I know there are many time-series questions on here but mine does not seem to comfortably fit with the given solutions. I am also new to Cassandra so I might be approaching this with the wrong mindset. Bear with me.

I am receiving search data in the form:

datetime_searched, term_used, product_found

and the query I would like to make:

Given a start-date and an end-date, return all term-product pairs that fall in that time window. Initially, the window will be a month long. This may (read: will) change.

For example, given the following data:

2013-11-20 00:00:00, "christmas", "decorated tree"
2014-12-01 20:00:00, "christmas", "wrapping paper"
2014-12-23 15:00:00, "christmas", "decorated tree" (duplicate term-product)

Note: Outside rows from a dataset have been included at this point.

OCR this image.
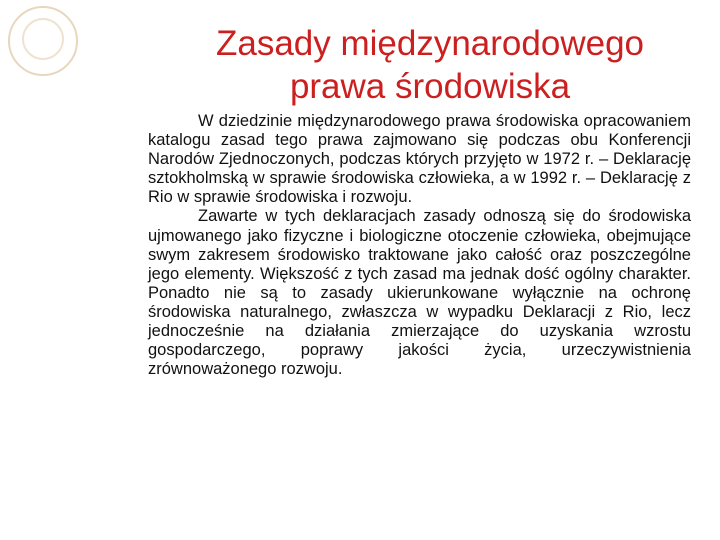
Zasady międzynarodowego
prawa środowiska

W dziedzinie międzynarodowego prawa środowiska opracowaniem katalogu zasad tego prawa zajmowano się podczas obu Konferencji Narodów Zjednoczonych, podczas których przyjęto w 1972 r. – Deklarację sztokholmską w sprawie środowiska człowieka, a w 1992 r. – Deklarację z Rio w sprawie środowiska i rozwoju.

Zawarte w tych deklaracjach zasady odnoszą się do środowiska ujmowanego jako fizyczne i biologiczne otoczenie człowieka, obejmujące swym zakresem środowisko traktowane jako całość oraz poszczególne jego elementy. Większość z tych zasad ma jednak dość ogólny charakter. Ponadto nie są to zasady ukierunkowane wyłącznie na ochronę środowiska naturalnego, zwłaszcza w wypadku Deklaracji z Rio, lecz jednocześnie na działania zmierzające do uzyskania wzrostu gospodarczego, poprawy jakości życia, urzeczywistnienia zrównoważonego rozwoju.
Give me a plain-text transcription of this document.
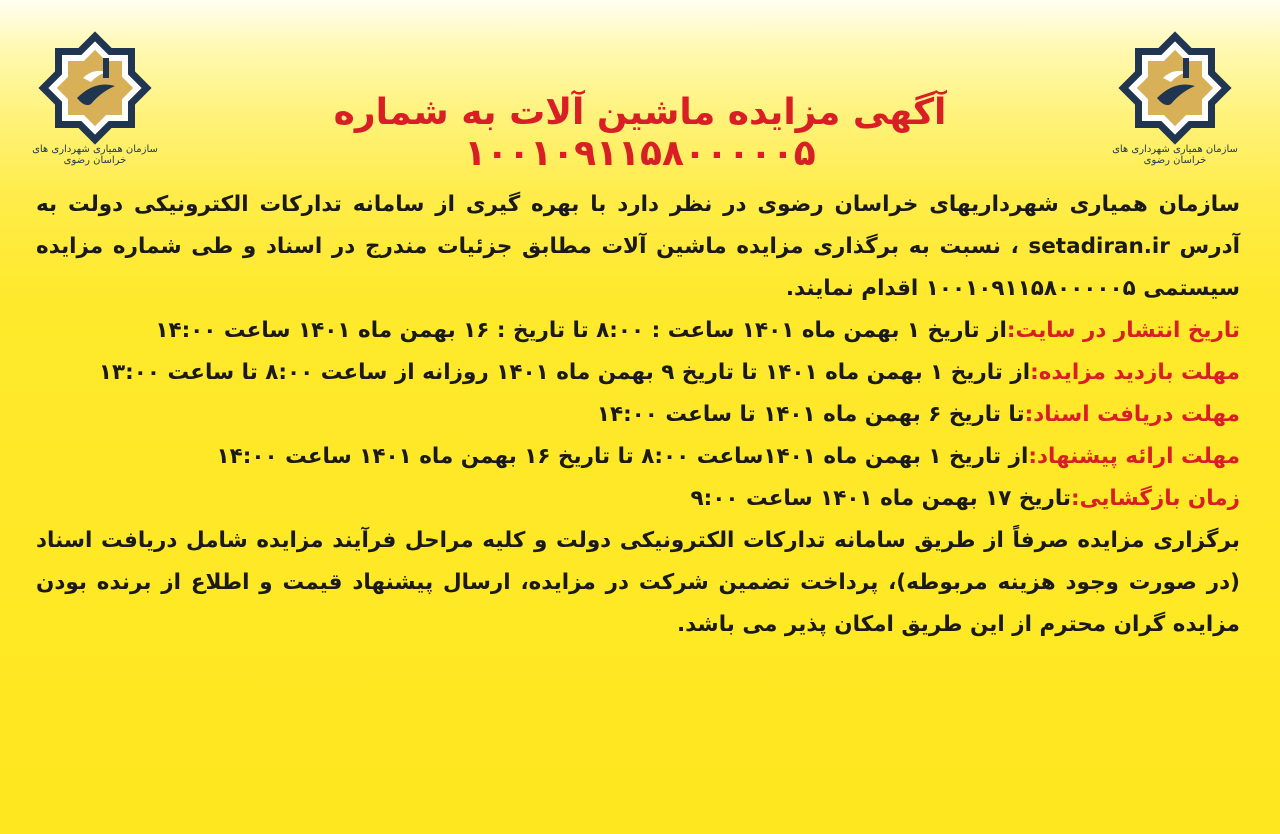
سازمان همیاری شهرداری های خراسان رضوی
سازمان همیاری شهرداری های خراسان رضوی
آگهی مزایده ماشین آلات به شماره ۱۰۰۱۰۹۱۱۵۸۰۰۰۰۰۵

سازمان همیاری شهرداریهای خراسان رضوی در نظر دارد با بهره گیری از سامانه تدارکات الکترونیکی دولت به آدرس setadiran.ir ، نسبت به برگذاری مزایده ماشین آلات مطابق جزئیات مندرج در اسناد و طی شماره مزایده سیستمی ۱۰۰۱۰۹۱۱۵۸۰۰۰۰۰۵ اقدام نمایند.

تاریخ انتشار در سایت:از تاریخ ۱ بهمن ماه ۱۴۰۱ ساعت : ۸:۰۰ تا تاریخ : ۱۶ بهمن ماه ۱۴۰۱ ساعت ۱۴:۰۰

مهلت بازدید مزایده:از تاریخ ۱ بهمن ماه ۱۴۰۱ تا تاریخ ۹ بهمن ماه ۱۴۰۱ روزانه از ساعت ۸:۰۰ تا ساعت ۱۳:۰۰

مهلت دریافت اسناد:تا تاریخ ۶ بهمن ماه ۱۴۰۱ تا ساعت ۱۴:۰۰

مهلت ارائه پیشنهاد:از تاریخ ۱ بهمن ماه ۱۴۰۱ساعت ۸:۰۰ تا تاریخ ۱۶ بهمن ماه ۱۴۰۱ ساعت ۱۴:۰۰

زمان بازگشایی:تاریخ ۱۷ بهمن ماه ۱۴۰۱ ساعت ۹:۰۰

برگزاری مزایده صرفاً از طریق سامانه تدارکات الکترونیکی دولت و کلیه مراحل فرآیند مزایده شامل دریافت اسناد (در صورت وجود هزینه مربوطه)، پرداخت تضمین شرکت در مزایده، ارسال پیشنهاد قیمت و اطلاع از برنده بودن مزایده گران محترم از این طریق امکان پذیر می باشد.
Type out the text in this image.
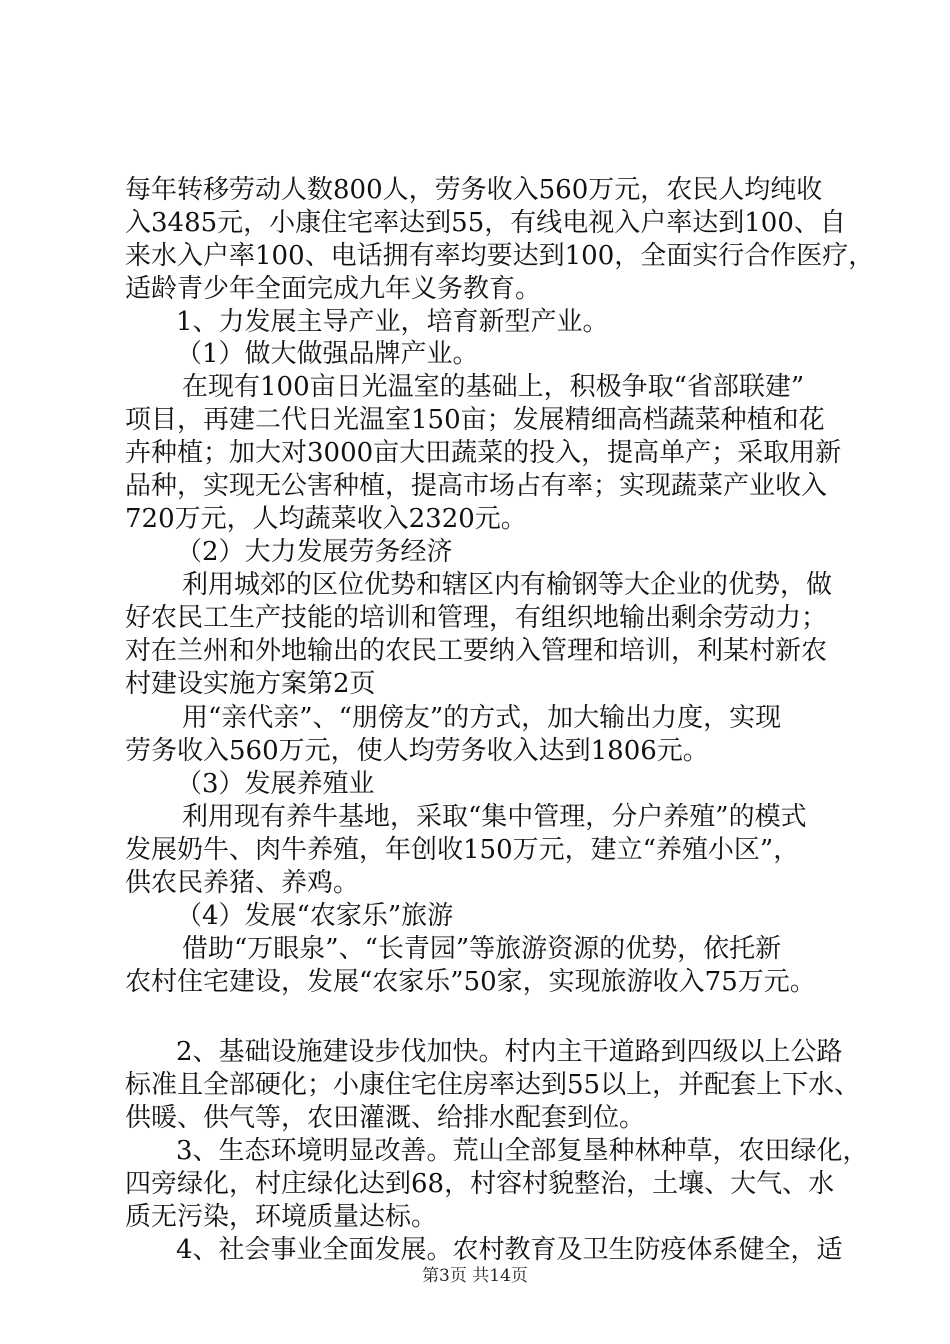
每年转移劳动人数800人，劳务收入560万元，农民人均纯收

入3485元，小康住宅率达到55，有线电视入户率达到100、自

来水入户率100、电话拥有率均要达到100，全面实行合作医疗，

适龄青少年全面完成九年义务教育。

1、力发展主导产业，培育新型产业。

（1）做大做强品牌产业。

在现有100亩日光温室的基础上，积极争取“省部联建”

项目，再建二代日光温室150亩；发展精细高档蔬菜种植和花

卉种植；加大对3000亩大田蔬菜的投入，提高单产；采取用新

品种，实现无公害种植，提高市场占有率；实现蔬菜产业收入

720万元，人均蔬菜收入2320元。

（2）大力发展劳务经济

利用城郊的区位优势和辖区内有榆钢等大企业的优势，做

好农民工生产技能的培训和管理，有组织地输出剩余劳动力；

对在兰州和外地输出的农民工要纳入管理和培训，利某村新农

村建设实施方案第2页

用“亲代亲”、“朋傍友”的方式，加大输出力度，实现

劳务收入560万元，使人均劳务收入达到1806元。

（3）发展养殖业

利用现有养牛基地，采取“集中管理，分户养殖”的模式

发展奶牛、肉牛养殖，年创收150万元，建立“养殖小区”，

供农民养猪、养鸡。

（4）发展“农家乐”旅游

借助“万眼泉”、“长青园”等旅游资源的优势，依托新

农村住宅建设，发展“农家乐”50家，实现旅游收入75万元。

2、基础设施建设步伐加快。村内主干道路到四级以上公路

标准且全部硬化；小康住宅住房率达到55以上，并配套上下水、

供暖、供气等，农田灌溉、给排水配套到位。

3、生态环境明显改善。荒山全部复垦种林种草，农田绿化，

四旁绿化，村庄绿化达到68，村容村貌整治，土壤、大气、水

质无污染，环境质量达标。

4、社会事业全面发展。农村教育及卫生防疫体系健全，适

第3页 共14页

and a query for the time-range 2014-12-01 to 2015-01-01, I would like to be able to retrieve:

"christmas", "wrapping paper"
"christmas", "decorated tree"

My initial approach looked like most examples for time series data:

CREATE TABLE search_terms (
  datetime_searched timestamp,
  term_used text,
  product_found text,
  PRIMARY KEY (term_used, date_searched)
);

SELECT term_used, product_found
FROM search_terms 
WHERE datetime_searched > [start] 
AND datetime_searched < [end];

but this requires me to have secondary indexes and/or allow filtering, which seems to be something I should avoid if I'm only capturing a small percentage of the data being filtered.

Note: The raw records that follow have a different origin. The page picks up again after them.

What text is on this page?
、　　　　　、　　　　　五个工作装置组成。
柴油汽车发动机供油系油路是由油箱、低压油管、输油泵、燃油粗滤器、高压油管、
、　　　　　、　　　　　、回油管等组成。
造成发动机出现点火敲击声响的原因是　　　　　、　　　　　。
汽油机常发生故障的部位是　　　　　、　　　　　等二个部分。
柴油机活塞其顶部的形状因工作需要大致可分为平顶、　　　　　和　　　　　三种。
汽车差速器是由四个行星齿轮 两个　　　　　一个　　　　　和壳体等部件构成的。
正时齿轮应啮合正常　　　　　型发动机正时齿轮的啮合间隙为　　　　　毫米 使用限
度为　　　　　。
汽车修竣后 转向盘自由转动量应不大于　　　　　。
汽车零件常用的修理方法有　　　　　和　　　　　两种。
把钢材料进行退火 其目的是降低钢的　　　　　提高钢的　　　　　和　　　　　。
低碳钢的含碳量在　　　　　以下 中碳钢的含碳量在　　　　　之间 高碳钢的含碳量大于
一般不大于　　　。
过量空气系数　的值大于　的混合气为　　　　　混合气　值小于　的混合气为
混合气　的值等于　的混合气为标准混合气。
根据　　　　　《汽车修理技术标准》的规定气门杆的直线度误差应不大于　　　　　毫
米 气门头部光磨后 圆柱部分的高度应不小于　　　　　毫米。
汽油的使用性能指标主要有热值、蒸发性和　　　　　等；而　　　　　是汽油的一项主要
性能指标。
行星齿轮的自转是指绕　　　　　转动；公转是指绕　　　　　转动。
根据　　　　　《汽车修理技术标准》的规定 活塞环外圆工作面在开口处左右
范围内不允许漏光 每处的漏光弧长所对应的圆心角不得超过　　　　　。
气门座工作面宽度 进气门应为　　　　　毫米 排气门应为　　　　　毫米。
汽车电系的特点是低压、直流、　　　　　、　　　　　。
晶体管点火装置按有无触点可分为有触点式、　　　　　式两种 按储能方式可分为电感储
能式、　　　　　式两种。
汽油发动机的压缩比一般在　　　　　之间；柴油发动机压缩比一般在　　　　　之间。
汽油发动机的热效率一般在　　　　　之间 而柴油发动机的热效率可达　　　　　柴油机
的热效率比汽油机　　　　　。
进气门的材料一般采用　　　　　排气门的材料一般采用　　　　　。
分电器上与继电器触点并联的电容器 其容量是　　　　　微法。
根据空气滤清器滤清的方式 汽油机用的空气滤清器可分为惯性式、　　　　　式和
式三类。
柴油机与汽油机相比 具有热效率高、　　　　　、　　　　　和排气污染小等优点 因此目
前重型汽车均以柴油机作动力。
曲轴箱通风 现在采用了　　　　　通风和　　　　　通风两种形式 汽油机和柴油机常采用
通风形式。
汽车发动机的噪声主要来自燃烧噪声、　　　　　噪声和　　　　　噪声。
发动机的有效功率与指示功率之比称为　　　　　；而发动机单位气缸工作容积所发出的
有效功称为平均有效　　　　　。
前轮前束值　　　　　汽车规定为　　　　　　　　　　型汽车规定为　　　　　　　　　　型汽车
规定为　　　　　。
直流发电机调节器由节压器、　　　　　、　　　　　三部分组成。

My second idea was to create time buckets, but this solution seems to work only if I limit the query to the buckets. It also seems to create hotspots - in my initial case, a month-long hotspot. For example, for daily buckets:

CREATE TABLE search_terms_by_day (
  datetime_searched timestamp,
  day_searched timestamp,
  term_used text,
  product_found text,
  PRIMARY KEY (day_searched)
);

SELECT term_used, product_found
FROM search_terms_by_day
WHERE day_searched=[my limited query's bucket];

So what are my options? Do I constrain my requests to the bucket size, possibly creating many CFs with different bucket sizes, all while creating hotspots; am I forced to use secondary indexes; or is there another option I am unaware of?

Thanks in advance.

1

1 Answers

5
votes

Writing this question has helped me sort out some of my problems. I've come up with an alternative solution which I am more-or-less happy with but will need some fine-tuning.

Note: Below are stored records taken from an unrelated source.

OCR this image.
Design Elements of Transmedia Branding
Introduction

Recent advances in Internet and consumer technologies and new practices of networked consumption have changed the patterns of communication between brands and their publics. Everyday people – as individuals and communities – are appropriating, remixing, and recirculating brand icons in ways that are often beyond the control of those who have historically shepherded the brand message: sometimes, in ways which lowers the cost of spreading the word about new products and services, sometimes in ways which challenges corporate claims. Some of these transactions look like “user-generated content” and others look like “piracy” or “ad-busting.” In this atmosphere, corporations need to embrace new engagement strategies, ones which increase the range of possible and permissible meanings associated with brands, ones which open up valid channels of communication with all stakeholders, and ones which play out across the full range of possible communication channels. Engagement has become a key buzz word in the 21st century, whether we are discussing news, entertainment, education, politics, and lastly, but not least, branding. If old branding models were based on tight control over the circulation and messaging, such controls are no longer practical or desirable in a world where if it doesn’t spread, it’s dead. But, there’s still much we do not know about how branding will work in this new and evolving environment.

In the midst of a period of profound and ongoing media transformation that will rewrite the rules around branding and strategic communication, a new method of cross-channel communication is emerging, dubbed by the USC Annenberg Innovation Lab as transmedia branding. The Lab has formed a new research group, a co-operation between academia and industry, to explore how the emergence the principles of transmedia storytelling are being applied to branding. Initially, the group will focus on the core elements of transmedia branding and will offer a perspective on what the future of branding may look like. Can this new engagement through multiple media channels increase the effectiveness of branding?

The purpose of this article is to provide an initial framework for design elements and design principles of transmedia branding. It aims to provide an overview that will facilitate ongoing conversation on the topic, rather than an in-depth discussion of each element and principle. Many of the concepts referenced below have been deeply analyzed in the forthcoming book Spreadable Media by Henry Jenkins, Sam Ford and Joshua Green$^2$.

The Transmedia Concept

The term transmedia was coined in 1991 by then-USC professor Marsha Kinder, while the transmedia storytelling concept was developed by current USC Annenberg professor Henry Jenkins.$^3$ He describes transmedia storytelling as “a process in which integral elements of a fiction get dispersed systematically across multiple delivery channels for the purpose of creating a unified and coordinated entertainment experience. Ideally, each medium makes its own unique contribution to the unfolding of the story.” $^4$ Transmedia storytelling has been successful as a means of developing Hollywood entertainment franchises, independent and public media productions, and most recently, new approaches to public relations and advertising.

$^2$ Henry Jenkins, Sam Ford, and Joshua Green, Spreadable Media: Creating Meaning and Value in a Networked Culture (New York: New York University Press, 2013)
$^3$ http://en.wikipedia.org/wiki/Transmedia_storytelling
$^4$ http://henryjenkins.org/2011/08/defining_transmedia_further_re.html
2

There is the possibility of calculating all of the time buckets we need to access, making a query for each of these buckets with a filter to grab the entries we need.

CREATE TABLE search_terms_by_day_of_year (
  day_searched int, // 1 - 366
  datetime_searched timestamp,
  term_used text,
  product_found text,
  PRIMARY KEY (day_searched, datetime_searched, term_used, product_found)
);

// Make N of these, with a different day_searched
SELECT term_used, product_found
FROM search_terms_by_week
WHERE day_searched = 51
AND datetime_searched > [start]
AND datetime_searched < [end]

Positives:

  • Avoids scanning all of the search data
  • Allows smaller time buckets which in turn reduces our hot spots

Negatives:

  • Requires logic to determine the partition keys needed
  • There will be a hotspot for writes for the period of the bucket (in the above example, one day)
  • A poor choice of bucket size in relation to the query range will require looking through all buckets, negating any gains.
  • Multiple queries to the database. The smaller the bucket, the more calls needed.

Please let me know if there is a better solution to this